AUKUS Money Is Flowing Into Perth. Not Everyone Feels the Benefit.
From Henderson shipyard workers to Fremantle renters, the defence boom reshaping WA is splitting communities along lines of opportunity and cost.
3 min read
From Henderson shipyard workers to Fremantle renters, the defence boom reshaping WA is splitting communities along lines of opportunity and cost.
3 min read

Western Australia is now the centrepiece of Australia's most ambitious military build-up in decades, with billions in AUKUS submarine and surface fleet contracts funnelling into the state. But on the ground in Perth, the picture is more complicated than the press releases suggest.
The Defence Department confirmed last financial year that WA received more than $4.2 billion in approved defence industry contracts, a figure that has grown sharply since the AUKUS trilateral agreement locked in the rotational presence of US and UK nuclear-powered submarines at HMAS Stirling on Garden Island. Construction on expanded berthing and maintenance facilities is already underway, and the Albanese government's Pacific Rotating Force arrangement means the base is operating at a tempo not seen since the Cold War era.

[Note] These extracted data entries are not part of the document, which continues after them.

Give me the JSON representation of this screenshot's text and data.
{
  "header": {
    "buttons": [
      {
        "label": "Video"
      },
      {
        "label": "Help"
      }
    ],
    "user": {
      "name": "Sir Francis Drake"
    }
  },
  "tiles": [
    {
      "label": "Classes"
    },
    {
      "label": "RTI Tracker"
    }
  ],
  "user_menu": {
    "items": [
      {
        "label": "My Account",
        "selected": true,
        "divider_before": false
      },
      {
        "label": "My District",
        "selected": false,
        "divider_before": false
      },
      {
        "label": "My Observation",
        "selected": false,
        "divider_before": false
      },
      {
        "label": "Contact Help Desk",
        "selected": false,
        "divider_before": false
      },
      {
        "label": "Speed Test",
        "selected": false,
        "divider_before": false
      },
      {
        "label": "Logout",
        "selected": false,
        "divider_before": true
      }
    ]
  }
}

The WA Labor government has leaned hard into the opportunity. The Cook government's 2025-26 budget allocated $180 million toward a defence industries growth fund, and the Henderson Maritime Precinct south of Fremantle is being positioned as the nucleus of a sovereign submarine sustainment capability. At ASC WA's facility on Quay Boulevard in Henderson, recruitment boards sit permanently outside the gates.
For tradespeople in the southern corridor, the work is real and it's here now. Boilermakers, marine engineers and electrical workers in Cockburn and Kwinana are being recruited at rates not seen during the last resources boom. The South Metropolitan TAFE campus in Rockingham has partnered with defence primes including BAE Systems and Babcock to fast-track marine trades certificates, with the first cohort of 60 students completing in March this year.
But the same infrastructure investment is reordering housing costs across the suburbs that sit closest to the action. In Spearwood, median house prices rose 14 percent in the 12 months to April 2026, according to REIWA data, outpacing the broader Perth metro average of 9.2 percent. Families who have rented in Hamilton Hill and Bibra Lake for years describe receiving no-grounds termination notices as landlords cash out or refit properties for defence contractor tenants willing to pay premium rents subsidised by employers.
Community advocates at the Cockburn Community Gateway on Rockingham Road say they fielded 340 housing stress inquiries in the first quarter of 2026 alone — up from 190 in the same period the year before. The organisation links the spike directly to the defence precinct expansion pushing up land values faster than wages.
The AUKUS presence also raises questions that go well beyond jobs and rents. Fremantle's established Vietnamese, Timorese and Indonesian communities — concentrated around South Terrace and the northern end of High Street — have expressed unease through local cultural bodies about the steady militarisation of waters they associate with trade, fishing and family migration histories. The Fremantle Multicultural Centre on Mouat Street hosted two town hall sessions in May and June this year where those concerns were raised directly with a federal Department of Defence community liaison officer. Attendees described the sessions as informative but one-way.
Defence industry advocates push back on the anxiety. The AUKUS program is projected to sustain more than 8,500 direct WA jobs by 2030, according to a WA Department of Jobs, Tourism, Science and Innovation modelling paper released in February. That figure includes indirect employment through supply chains reaching as far inland as the Kewdale industrial estate, where fabrication and logistics firms hold contracts with Tier One defence suppliers.
The state government's Defence and Defence Industries unit is currently running a supplier diversity program targeting Aboriginal-owned businesses in the south metropolitan corridor, with 12 companies registered as of June. The numbers are small but the intent is deliberate.
What happens next depends heavily on whether the federal government's defence workforce pipeline — currently managed through the Defence Industry Workforce Office in Canberra — accelerates its investment in local training infrastructure rather than relying on interstate and overseas skilled migration to fill gaps at Henderson. WA senators from both major parties are pushing for a dedicated TAFE defence trades hub to be established in Rockingham before the end of 2027. For workers already on tools at Henderson, and for families watching their rents climb in Spearwood, that timeline feels a long way off.